Accessibility Summit logoOver the past two days, I had the great opportunity to virtually attend Accessibility Summit 2013, put on by Environments for Humans.

It was pretty cool to finally get to see and hear some accessibility notables that I’ve followed for the past several years, such as Glenda Sims, John Foliot, Sharron Rush, and Dennis Lembrée.

Moreover, the conference had a nice mix of overview and philosophy as well as coding and implementation tips. A number of conferences I’ve been to over the recent years bordered on being “<insert topic here> 101.”

I’ve gotten a lot to chew on over these past couple days, and I figure that’ll translate into (a few) blog posts.

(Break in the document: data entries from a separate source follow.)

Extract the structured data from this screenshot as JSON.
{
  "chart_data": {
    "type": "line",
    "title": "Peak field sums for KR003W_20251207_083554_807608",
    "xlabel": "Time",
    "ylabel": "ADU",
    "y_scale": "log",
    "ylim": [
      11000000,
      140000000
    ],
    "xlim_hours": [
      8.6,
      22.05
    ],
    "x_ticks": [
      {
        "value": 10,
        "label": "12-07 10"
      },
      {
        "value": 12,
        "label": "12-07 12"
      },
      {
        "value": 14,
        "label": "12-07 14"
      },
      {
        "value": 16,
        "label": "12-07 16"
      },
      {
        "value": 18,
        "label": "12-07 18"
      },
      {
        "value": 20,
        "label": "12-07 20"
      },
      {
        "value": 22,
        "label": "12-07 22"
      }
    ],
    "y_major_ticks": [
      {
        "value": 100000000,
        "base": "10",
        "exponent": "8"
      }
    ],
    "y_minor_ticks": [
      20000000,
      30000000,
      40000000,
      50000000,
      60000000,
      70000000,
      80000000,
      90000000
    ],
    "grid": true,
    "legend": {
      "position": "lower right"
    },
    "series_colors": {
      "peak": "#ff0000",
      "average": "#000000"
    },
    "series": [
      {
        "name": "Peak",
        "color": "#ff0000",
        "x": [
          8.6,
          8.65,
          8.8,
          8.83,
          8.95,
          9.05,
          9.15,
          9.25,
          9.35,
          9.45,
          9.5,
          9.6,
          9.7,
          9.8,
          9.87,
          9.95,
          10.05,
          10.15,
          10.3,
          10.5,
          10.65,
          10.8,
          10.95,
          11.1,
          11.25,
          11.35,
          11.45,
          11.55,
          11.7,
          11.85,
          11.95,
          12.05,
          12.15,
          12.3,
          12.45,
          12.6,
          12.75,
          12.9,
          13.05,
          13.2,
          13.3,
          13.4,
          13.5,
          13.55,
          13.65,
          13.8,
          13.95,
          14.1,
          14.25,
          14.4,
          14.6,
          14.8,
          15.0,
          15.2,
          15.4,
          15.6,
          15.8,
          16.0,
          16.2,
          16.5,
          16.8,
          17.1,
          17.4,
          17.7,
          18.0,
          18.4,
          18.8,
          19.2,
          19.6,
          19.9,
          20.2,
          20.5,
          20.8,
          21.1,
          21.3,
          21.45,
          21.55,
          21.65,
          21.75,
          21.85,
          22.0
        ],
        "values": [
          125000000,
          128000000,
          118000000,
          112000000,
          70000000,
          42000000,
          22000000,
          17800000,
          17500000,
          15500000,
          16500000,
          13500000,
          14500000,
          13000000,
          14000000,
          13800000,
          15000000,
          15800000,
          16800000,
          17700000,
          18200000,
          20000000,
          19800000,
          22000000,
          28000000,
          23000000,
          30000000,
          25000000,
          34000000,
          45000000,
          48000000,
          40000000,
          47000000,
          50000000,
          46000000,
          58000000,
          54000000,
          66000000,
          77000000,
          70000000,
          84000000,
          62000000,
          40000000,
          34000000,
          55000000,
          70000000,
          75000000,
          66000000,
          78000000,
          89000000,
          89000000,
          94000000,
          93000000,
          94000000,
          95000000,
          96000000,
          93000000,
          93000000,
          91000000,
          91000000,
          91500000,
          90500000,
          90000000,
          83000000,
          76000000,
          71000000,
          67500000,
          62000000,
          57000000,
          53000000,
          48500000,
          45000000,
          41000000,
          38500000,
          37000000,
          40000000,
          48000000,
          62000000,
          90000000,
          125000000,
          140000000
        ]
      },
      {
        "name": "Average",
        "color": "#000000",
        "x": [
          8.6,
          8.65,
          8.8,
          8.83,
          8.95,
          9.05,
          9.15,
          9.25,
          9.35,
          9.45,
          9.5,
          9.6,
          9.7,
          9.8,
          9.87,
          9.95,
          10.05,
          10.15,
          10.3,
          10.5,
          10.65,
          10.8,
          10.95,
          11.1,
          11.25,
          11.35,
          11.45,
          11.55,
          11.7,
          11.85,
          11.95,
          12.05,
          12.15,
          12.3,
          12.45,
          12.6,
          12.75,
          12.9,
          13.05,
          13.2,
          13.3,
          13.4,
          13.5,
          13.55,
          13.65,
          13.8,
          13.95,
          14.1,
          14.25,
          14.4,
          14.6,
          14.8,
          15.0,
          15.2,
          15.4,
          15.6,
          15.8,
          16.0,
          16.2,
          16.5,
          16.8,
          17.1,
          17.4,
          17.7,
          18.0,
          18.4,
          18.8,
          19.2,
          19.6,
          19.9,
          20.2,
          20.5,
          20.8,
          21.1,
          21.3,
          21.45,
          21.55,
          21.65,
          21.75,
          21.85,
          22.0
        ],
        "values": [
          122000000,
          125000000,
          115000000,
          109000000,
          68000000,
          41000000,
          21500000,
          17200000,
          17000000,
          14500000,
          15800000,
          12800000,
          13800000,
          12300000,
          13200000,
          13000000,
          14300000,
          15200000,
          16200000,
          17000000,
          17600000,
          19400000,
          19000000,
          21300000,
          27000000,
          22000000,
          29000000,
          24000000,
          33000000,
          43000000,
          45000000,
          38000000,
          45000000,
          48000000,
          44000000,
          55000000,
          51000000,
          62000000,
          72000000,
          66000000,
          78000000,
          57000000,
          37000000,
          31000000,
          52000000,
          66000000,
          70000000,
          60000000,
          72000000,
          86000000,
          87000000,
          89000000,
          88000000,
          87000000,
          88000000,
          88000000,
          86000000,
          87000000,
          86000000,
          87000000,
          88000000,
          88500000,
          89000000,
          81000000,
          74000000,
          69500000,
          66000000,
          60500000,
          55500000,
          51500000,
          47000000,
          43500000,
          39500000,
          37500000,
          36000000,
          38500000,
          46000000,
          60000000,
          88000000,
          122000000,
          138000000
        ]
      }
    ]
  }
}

Tonight, I thought I’d just pull out random snippets or highlights that have stuck with me…

From: Glenda Sims‘ Accessibility Prioritization: What Should I Fix First?

  • If you don’t have unlimited resources to knock out an experience’s accessibility problems, two good places to start are user impact and litigation
    — If a person didn’t have access to this feature or page, what’s the impact on them? Can he or she do their job successfully, get an ‘A’ successfully, etcetera
    — How much of a target for getting sued will be you for such a roadblock?
  • When evaluating the accessibility of something you’ve created, rather than thinking about how it affects “those people”, hold yourself to these two litmus tests:
    1) Imagine you’re in front of a judge and have to explain why X feature can’t be done by someone with a disability
    2) Imagine if you did not have access and how that would make you feel
  • Accessibility is like a race (think “The Accessibility 500”), but one where there can be multiple winners

From: Whitney Quesenbery‘s Accessibility is a Design Problem

  • The International Classification of Functioning’s definition of disability is:

    the outcome of the interaction between a  person with an impairment and the environment and attitudinal barriers she/he may face

    …which is a nice way to put it because the focus is on the interactions and barriers, which we as accessibility advocates can change

  • Include people with disabilities not just in your testing, but in your design process
  • Topical to something I blogged about recently, I loved a slide she had with personas representing a wide spectrum of disabilities:

Going to stop after just the first two speakers, so I don’t create a novel…as I said, I’ll be sharing more in posts to come.

In short, really enjoyed the conference — it’s stoked my accessibility fire and given me a lot to think about.